In his complaint, that was drafted by EuGD, a German data protection organization, he alleges, amongst other things, that upon accessing said website and by enabling a facebook login, personal data, such as users’ IP addresses, is being transferred to US clouds and webhosts. The action’s allegations of illegal transfers are also grounded on the Schrems II judgment according to the organization’s press release.

It should be noted that personal data processings by organs of the EU do not fall under the scope of the GDPR, but instead they are regulated by another regulation, that is, regulation 2018/1725 on the protection of natural persons with regard to the processing of personal data by the Union institutions, bodies, offices and agencies and on the free movement of such data.

Even though the GDPR does not apply to the Commission, regulation 2018/1725 does mention the GDPR in the context of international data transfers to third countries (e.g. recital 65) and it is not too far fetched to hold the view that the ruling contained in Schrems II will indeed extend to this regulation.

One should also remember Recital 5 of Regulation 2018/1725 that reads the following:

Whenever the provisions of this Regulation follow the same principles as the provisions of Regulation (EU) 2016/679, those two sets of provisions should, under the case law of the Court of Justice of the European Union (the ‘Court of Justice’), be interpreted homogeneously, in particular because the scheme of this Regulation should be understood as equivalent to the scheme of Regulation (EU) 2016/679.

The claimant also alleges that the Commission did not duly respond to his access request in which he requested information on the data processed and about the safeguards in place. He specifically alleges that one request was not answered properly and that the other one was left unanswered at first.

The action questioning the legality of European webpages that use US webhosts and enable facebook log-ins comes at an interesting moment in time. Not too long ago, facebook/meta data transfers’ compatibility with GDPR was challenged by the DPC when it recommended to halt EU-US transfers of meta products for failing to comply with the GDPR.

The founder of the organization that is assisting the legal action told EURACTIV “that if a restaurant or a bakery has to figure out a way to comply with the ban on data transfers to the United States, so does the European Commission, as there cannot be double standards.”

European Parliament adopts Digital Services Act and Digital Markets Act

7. July 2022

On July 5, 2022, the EU Parliament voted in favor of the long-awaited Digital Markets Act (DMA) and Digital Services Act (DSA) following trilogue talks and agreements held between Parliament, Council, and European Commission earlier this year.

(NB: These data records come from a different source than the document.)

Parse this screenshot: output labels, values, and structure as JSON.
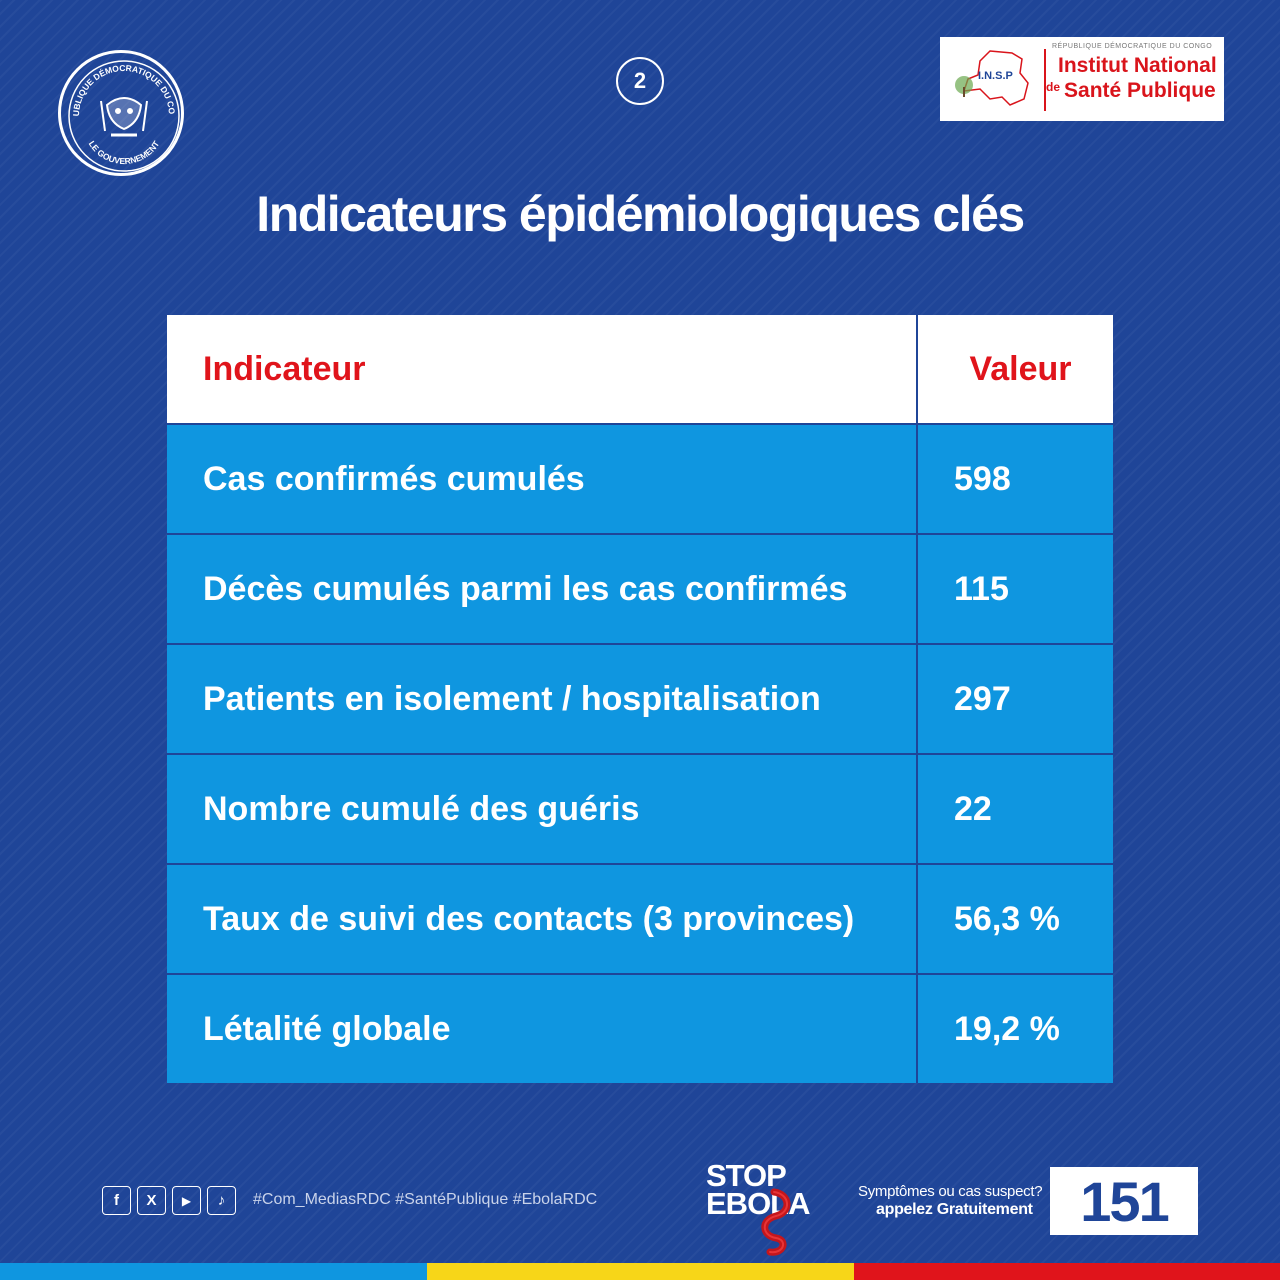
{
  "header": {
    "seal": {
      "top_text": "RÉPUBLIQUE DÉMOCRATIQUE DU CONGO",
      "bottom_text": "LE GOUVERNEMENT"
    },
    "page_number": "2",
    "insp_logo": {
      "country": "RÉPUBLIQUE DÉMOCRATIQUE DU CONGO",
      "acronym": "I.N.S.P",
      "name_line1": "Institut National",
      "name_line2_prefix": "de",
      "name_line2": "Santé Publique"
    }
  },
  "title": "Indicateurs épidémiologiques clés",
  "table": {
    "headers": {
      "indicator": "Indicateur",
      "value": "Valeur"
    },
    "rows": [
      {
        "indicator": "Cas confirmés cumulés",
        "value": "598"
      },
      {
        "indicator": "Décès cumulés parmi les cas confirmés",
        "value": "115"
      },
      {
        "indicator": "Patients en isolement / hospitalisation",
        "value": "297"
      },
      {
        "indicator": "Nombre cumulé des guéris",
        "value": "22"
      },
      {
        "indicator": "Taux de suivi des contacts (3 provinces)",
        "value": "56,3 %"
      },
      {
        "indicator": "Létalité globale",
        "value": "19,2 %"
      }
    ]
  },
  "footer": {
    "socials": [
      {
        "icon": "facebook-icon",
        "glyph": "f"
      },
      {
        "icon": "x-icon",
        "glyph": "X"
      },
      {
        "icon": "youtube-icon",
        "glyph": "▶"
      },
      {
        "icon": "tiktok-icon",
        "glyph": "♪"
      }
    ],
    "hashtags": "#Com_MediasRDC #SantéPublique #EbolaRDC",
    "stop_ebola": {
      "line1": "STOP",
      "line2": "EBOLA"
    },
    "hotline": {
      "question": "Symptômes ou cas suspect?",
      "call": "appelez Gratuitement",
      "number": "151"
    }
  },
  "colors": {
    "background": "#1f4598",
    "row_blue": "#0f96e0",
    "header_red": "#e0141b",
    "flag_blue": "#0f96e0",
    "flag_yellow": "#f7d618",
    "flag_red": "#e0141b"
  }
}
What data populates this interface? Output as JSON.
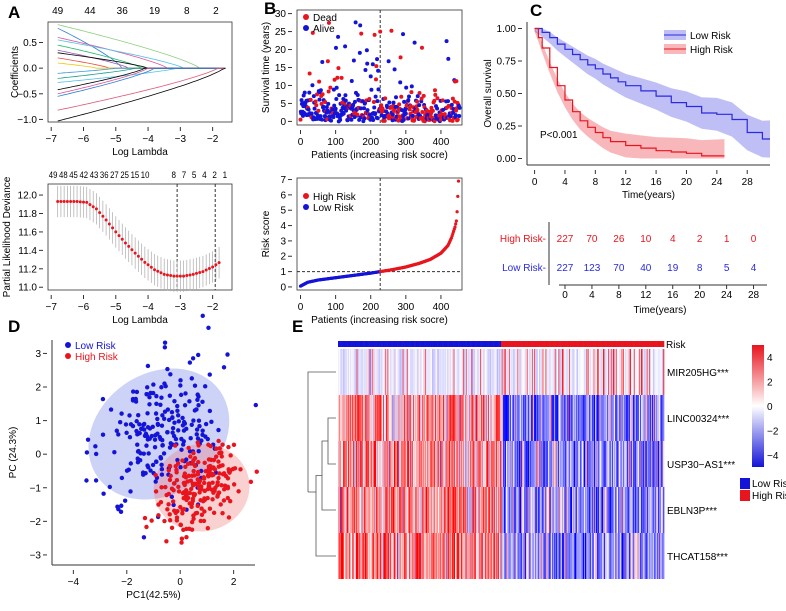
{
  "panels": {
    "A": "A",
    "B": "B",
    "C": "C",
    "D": "D",
    "E": "E"
  },
  "chart_data": [
    {
      "id": "A1",
      "type": "line",
      "xlabel": "Log Lambda",
      "ylabel": "Coefficients",
      "xlim": [
        -7.1,
        -1.4
      ],
      "ylim": [
        -1.05,
        0.9
      ],
      "xticks": [
        -7,
        -6,
        -5,
        -4,
        -3,
        -2
      ],
      "yticks": [
        -1.0,
        -0.5,
        0.0,
        0.5
      ],
      "top_ticks": {
        "at": [
          -6.8,
          -5.8,
          -4.8,
          -3.8,
          -2.8,
          -1.9
        ],
        "labels": [
          "49",
          "44",
          "36",
          "19",
          "8",
          "2"
        ]
      },
      "series": [
        {
          "start": 0.85,
          "zero_at": -2.4,
          "color": "#8bd17c"
        },
        {
          "start": 0.78,
          "zero_at": -4.8,
          "color": "#2f7fd6"
        },
        {
          "start": 0.6,
          "zero_at": -3.4,
          "color": "#e0559a"
        },
        {
          "start": 0.55,
          "zero_at": -2.9,
          "color": "#4fc3e8"
        },
        {
          "start": 0.45,
          "zero_at": -4.2,
          "color": "#1fbf6a"
        },
        {
          "start": 0.35,
          "zero_at": -4.6,
          "color": "#9b59b6"
        },
        {
          "start": 0.3,
          "zero_at": -4.0,
          "color": "#000000"
        },
        {
          "start": 0.2,
          "zero_at": -5.2,
          "color": "#e74c3c"
        },
        {
          "start": 0.1,
          "zero_at": -5.6,
          "color": "#f1c40f"
        },
        {
          "start": -0.1,
          "zero_at": -5.0,
          "color": "#3498db"
        },
        {
          "start": -0.2,
          "zero_at": -4.4,
          "color": "#16a085"
        },
        {
          "start": -0.28,
          "zero_at": -3.1,
          "color": "#4fc3e8"
        },
        {
          "start": -0.42,
          "zero_at": -4.1,
          "color": "#000000"
        },
        {
          "start": -0.5,
          "zero_at": -4.0,
          "color": "#e0559a"
        },
        {
          "start": -0.55,
          "zero_at": -3.8,
          "color": "#2f7fd6"
        },
        {
          "start": -0.82,
          "zero_at": -1.85,
          "color": "#e05a7a"
        },
        {
          "start": -1.03,
          "zero_at": -1.65,
          "color": "#000000"
        }
      ]
    },
    {
      "id": "A2",
      "type": "line",
      "xlabel": "Log Lambda",
      "ylabel": "Partial Likelihood Deviance",
      "xlim": [
        -7.1,
        -1.4
      ],
      "ylim": [
        10.97,
        12.12
      ],
      "xticks": [
        -7,
        -6,
        -5,
        -4,
        -3,
        -2
      ],
      "yticks": [
        11.0,
        11.2,
        11.4,
        11.6,
        11.8,
        12.0
      ],
      "top_ticks": {
        "at": [
          -6.8,
          -6.6,
          -6.4,
          -6.2,
          -6.0,
          -5.8,
          -5.6,
          -5.4,
          -5.2,
          -5.0,
          -4.8,
          -4.6,
          -3.3,
          -3.0,
          -2.6,
          -2.3,
          -2.0,
          -1.7
        ],
        "labels": [
          "49",
          "48",
          "45",
          "42",
          "43",
          "36",
          "27",
          "25",
          "15",
          "10",
          "",
          "",
          "8",
          "7",
          "5",
          "4",
          "2",
          "1"
        ]
      },
      "vlines": [
        -3.1,
        -1.92
      ],
      "x": [
        -6.8,
        -6.5,
        -6.2,
        -5.9,
        -5.6,
        -5.3,
        -5.0,
        -4.7,
        -4.4,
        -4.1,
        -3.8,
        -3.5,
        -3.2,
        -2.9,
        -2.6,
        -2.3,
        -2.0,
        -1.7
      ],
      "y": [
        11.93,
        11.93,
        11.93,
        11.92,
        11.85,
        11.73,
        11.6,
        11.48,
        11.37,
        11.27,
        11.19,
        11.14,
        11.12,
        11.12,
        11.14,
        11.17,
        11.22,
        11.29
      ],
      "err": 0.17
    },
    {
      "id": "B1",
      "type": "scatter",
      "xlabel": "Patients (increasing risk socre)",
      "ylabel": "Survival time (years)",
      "xlim": [
        -10,
        460
      ],
      "ylim": [
        -1,
        31
      ],
      "xticks": [
        0,
        100,
        200,
        300,
        400
      ],
      "yticks": [
        0,
        5,
        10,
        15,
        20,
        25,
        30
      ],
      "vline": 227,
      "legend": [
        {
          "name": "Dead",
          "color": "#e8141e"
        },
        {
          "name": "Alive",
          "color": "#1414d8"
        }
      ]
    },
    {
      "id": "B2",
      "type": "line",
      "xlabel": "Patients (increasing risk socre)",
      "ylabel": "Risk score",
      "xlim": [
        -10,
        460
      ],
      "ylim": [
        -0.2,
        7.1
      ],
      "xticks": [
        0,
        100,
        200,
        300,
        400
      ],
      "yticks": [
        0,
        1,
        2,
        3,
        4,
        5,
        6,
        7
      ],
      "vline": 227,
      "hline": 1,
      "legend": [
        {
          "name": "High Risk",
          "color": "#e8141e"
        },
        {
          "name": "Low Risk",
          "color": "#1414d8"
        }
      ],
      "x": [
        0,
        20,
        50,
        100,
        150,
        200,
        227,
        260,
        300,
        340,
        370,
        400,
        420,
        430,
        440,
        445,
        450
      ],
      "y": [
        0.05,
        0.3,
        0.45,
        0.6,
        0.75,
        0.9,
        1.0,
        1.12,
        1.3,
        1.55,
        1.8,
        2.2,
        2.7,
        3.2,
        3.9,
        4.4,
        6.9
      ]
    },
    {
      "id": "C",
      "type": "line",
      "xlabel": "Time(years)",
      "ylabel": "Overall survival",
      "xlim": [
        -1,
        31
      ],
      "ylim": [
        -0.05,
        1.05
      ],
      "xticks": [
        0,
        4,
        8,
        12,
        16,
        20,
        24,
        28
      ],
      "yticks": [
        0.0,
        0.25,
        0.5,
        0.75,
        1.0
      ],
      "pvalue": "P<0.001",
      "series": [
        {
          "name": "Low Risk",
          "color": "#2a2ae0",
          "t": [
            0,
            1,
            2,
            3,
            4,
            5,
            6,
            7,
            8,
            9,
            10,
            11,
            12,
            14,
            16,
            18,
            20,
            22,
            24,
            26,
            28,
            30,
            31
          ],
          "s": [
            1,
            0.97,
            0.93,
            0.88,
            0.84,
            0.8,
            0.76,
            0.72,
            0.69,
            0.65,
            0.62,
            0.59,
            0.56,
            0.52,
            0.48,
            0.43,
            0.4,
            0.35,
            0.34,
            0.3,
            0.2,
            0.15,
            0.15
          ]
        },
        {
          "name": "High Risk",
          "color": "#e8141e",
          "t": [
            0,
            0.5,
            1,
            2,
            3,
            4,
            5,
            6,
            7,
            8,
            9,
            10,
            12,
            14,
            16,
            18,
            20,
            22,
            25
          ],
          "s": [
            1,
            0.93,
            0.85,
            0.7,
            0.56,
            0.45,
            0.36,
            0.29,
            0.24,
            0.2,
            0.16,
            0.13,
            0.1,
            0.08,
            0.06,
            0.05,
            0.04,
            0.02,
            0.02
          ]
        }
      ],
      "risk_table": {
        "times": [
          0,
          4,
          8,
          12,
          16,
          20,
          24,
          28
        ],
        "xlabel": "Time(years)",
        "rows": [
          {
            "name": "High Risk",
            "color": "#e8141e",
            "values": [
              227,
              70,
              26,
              10,
              4,
              2,
              1,
              0
            ]
          },
          {
            "name": "Low Risk",
            "color": "#2a2ae0",
            "values": [
              227,
              123,
              70,
              40,
              19,
              8,
              5,
              4
            ]
          }
        ]
      }
    },
    {
      "id": "D",
      "type": "scatter",
      "xlabel": "PC1(42.5%)",
      "ylabel": "PC (24.3%)",
      "xlim": [
        -4.8,
        2.8
      ],
      "ylim": [
        -3.3,
        3.4
      ],
      "xticks": [
        -4,
        -2,
        0,
        2
      ],
      "yticks": [
        -3,
        -2,
        -1,
        0,
        1,
        2,
        3
      ],
      "legend": [
        {
          "name": "Low Risk",
          "color": "#1414d8"
        },
        {
          "name": "High Risk",
          "color": "#e8141e"
        }
      ],
      "ellipses": [
        {
          "group": "Low Risk",
          "cx": -0.8,
          "cy": 0.6,
          "rx": 2.8,
          "ry": 1.8,
          "angle": -35,
          "color": "#6f7ee8"
        },
        {
          "group": "High Risk",
          "cx": 0.8,
          "cy": -1.0,
          "rx": 1.8,
          "ry": 1.3,
          "angle": -10,
          "color": "#f07a7a"
        }
      ]
    },
    {
      "id": "E",
      "type": "heatmap",
      "annotation_label": "Risk",
      "rows": [
        "MIR205HG***",
        "LINC00324***",
        "USP30−AS1***",
        "EBLN3P***",
        "THCAT158***"
      ],
      "row_high_in": [
        "High",
        "Low",
        "Low",
        "Low",
        "High"
      ],
      "split": 227,
      "n": 454,
      "colorbar": {
        "ticks": [
          4,
          2,
          0,
          -2,
          -4
        ],
        "low": "#1414d8",
        "mid": "#ffffff",
        "high": "#e8141e"
      },
      "legend": [
        {
          "name": "Low Risk",
          "color": "#1414d8"
        },
        {
          "name": "High Risk",
          "color": "#e8141e"
        }
      ]
    }
  ]
}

While the DSA amending the e-Commerce directive strictly prohibits specific forms of targeted advertising and misleading practices, the DMA can be viewed as the Competition law component that sets out stricter obligations for large online platforms within the Commission’s Digital Services Package.

Upon entry into force, advertisements targeting children, advertisements based on sensitive data, and dark patterns will no longer be permitted. Further, online platforms need to provide its users with the option and choice to not receive recommendations based on profiling. What the DSA also seeks to do, is to strengthen platform’s accountability and transparency. This means  that these platforms have to provide authorities and vetted researchers with access to information on the content moderation rules the respective platform uses as well as information on the algorithms used by recommender systems.

The spread of illegal content, such as hate speech, is also being addressed by these legislations obliging large platforms to respond quickly with due regard to other fundamental rights implicated.

Online platforms and other service providers not respecting the new obligations, may be fined with 10% of their annual total turnover in case of violations of the DMA, and 6% for violations of the DSA.